せっかく思いが通じたのに、想いが通じたが故に離れなければならない。二人一緒に幸せになることができない事実を徐々に徐々に受け入れていくひかりを見ているのが辛くて、受け入れ始めたら覚悟が決まっていくのも切ない。流石は最強なお姉ちゃんなのだけれど、この時だけは感心より切なさが勝った。

そして物語は二つの結末を迎える。一つはみんな無事でひかりも主人公も相思相愛のまま終わるハッピーエンドであり、二人の関係が好きだった身としても納得のいく結末。今まで素直になれなかったひかりが、迷わずに「呪文」を口にする。地の文が彼女の心情を如実に表していて凄く良い。

で、もう一つの結末は…とても辛くて涙も出る。けれど本作をプレイして良かったと、心からそう思うモノが描かれていた。

「あたしは…あたしは!あんたのお姉ちゃんなの!!だから、だから…あたしはあんたが幸せになる為なら…何でもするのよっ!!」

思い返せば彼女はいつだって自分の気持ちよりも主人公の幸せを優先していた。だからこそ、そこをトーダに突かれたわけで...。
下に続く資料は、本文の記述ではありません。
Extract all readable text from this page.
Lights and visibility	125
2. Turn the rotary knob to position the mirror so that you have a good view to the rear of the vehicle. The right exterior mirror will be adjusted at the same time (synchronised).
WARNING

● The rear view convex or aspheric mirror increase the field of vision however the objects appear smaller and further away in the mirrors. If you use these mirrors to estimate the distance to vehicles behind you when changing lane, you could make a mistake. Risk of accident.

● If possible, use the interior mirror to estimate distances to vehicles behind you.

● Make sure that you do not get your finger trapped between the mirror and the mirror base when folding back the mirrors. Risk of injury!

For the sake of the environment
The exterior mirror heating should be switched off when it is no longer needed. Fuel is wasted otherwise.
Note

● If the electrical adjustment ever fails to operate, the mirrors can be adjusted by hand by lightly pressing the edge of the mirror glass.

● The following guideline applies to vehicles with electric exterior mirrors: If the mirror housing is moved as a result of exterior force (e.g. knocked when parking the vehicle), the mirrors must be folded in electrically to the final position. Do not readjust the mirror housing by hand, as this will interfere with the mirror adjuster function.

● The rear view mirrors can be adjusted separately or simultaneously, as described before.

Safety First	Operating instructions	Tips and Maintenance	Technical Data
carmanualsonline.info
切なくて、苦しい…けれど彼女というキャラクターを考えると、非常に彼女らしい選択をしてくれたと私は思う。そういった意味で村上初花ENDを高く評価したい。



振り返ってみるとやっぱり前半が辛いので他人には勧めにくい。ただ後半はテーマ性の強く、それでいて人物の心の機微を丁寧に描いたシナリオが用意されているので、やはり埋もれさせるには惜しい作品だなと。姉と弟のインモラルにここまで徹してくれる作品も少ないだろう。改めて私好みの良作だった。